There were exceptions to this rule (there always are, right?), and a big one was William, Duke of Clarence (later William IV) had ten (yes, ten!) illegitimate children with an actress known as Mrs. Jordan.  Being the bastard get of a royal duke was clearly a better lot than that of other illegitimate children (and many legitimate ones, too).  Since their father was the son and brother of a king (then later a king himself), the FitzClarences, as they were called, did well socially.  They were given the precedence of the children of a marquess, the eldest son was granted an earldom, and the rest married nobles or the children of nobles.

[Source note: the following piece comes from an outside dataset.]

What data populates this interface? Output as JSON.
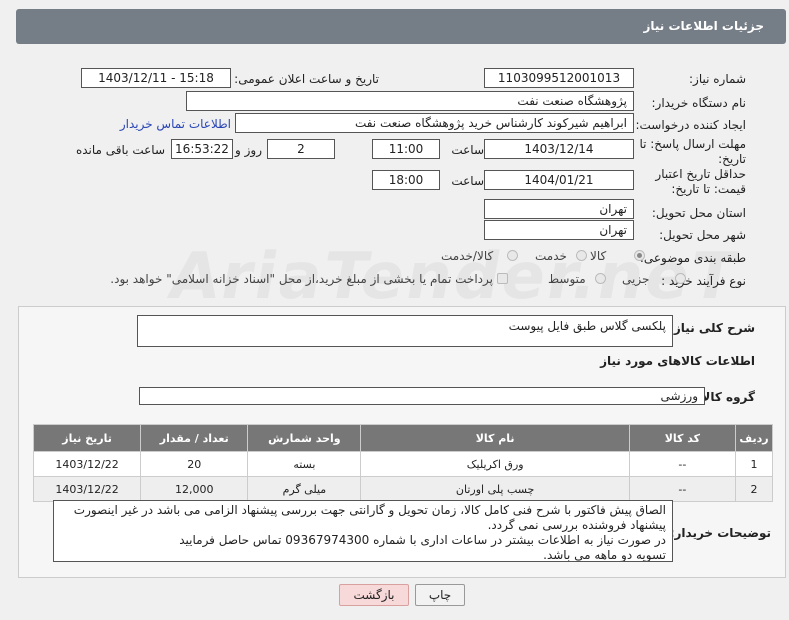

*For those of you that are familiar with the medieval period, you’re probably jumping up and down right now, yelling “John of Gaunt!” or “Beaufort!” (or maybe you’re yelling something else at me!).  Yes, John of Gaunt (son of Edward III) had four children with his mistress Katherine Swynford and given the surname Beaufort (after one of John’s properties).  And yes, they were eventually legitimized by the pope and their cousin Richard II when John scandalized everyone and married Katherine (their children were adults by then).  But this was under the medieval Catholic Church, where rules could be bent for the right price, and John was a very powerful man.  And this legitimacy was questioned a couple of generations later when Henry Tudor, great-great-grandson of John through his eldest Beaufort son, claimed the English throne.  The Regency was several hundred years after the Reformation, andBritain’s aristocracy was (for the most part) steadfastly Protestant.  Different time, different church, different rules.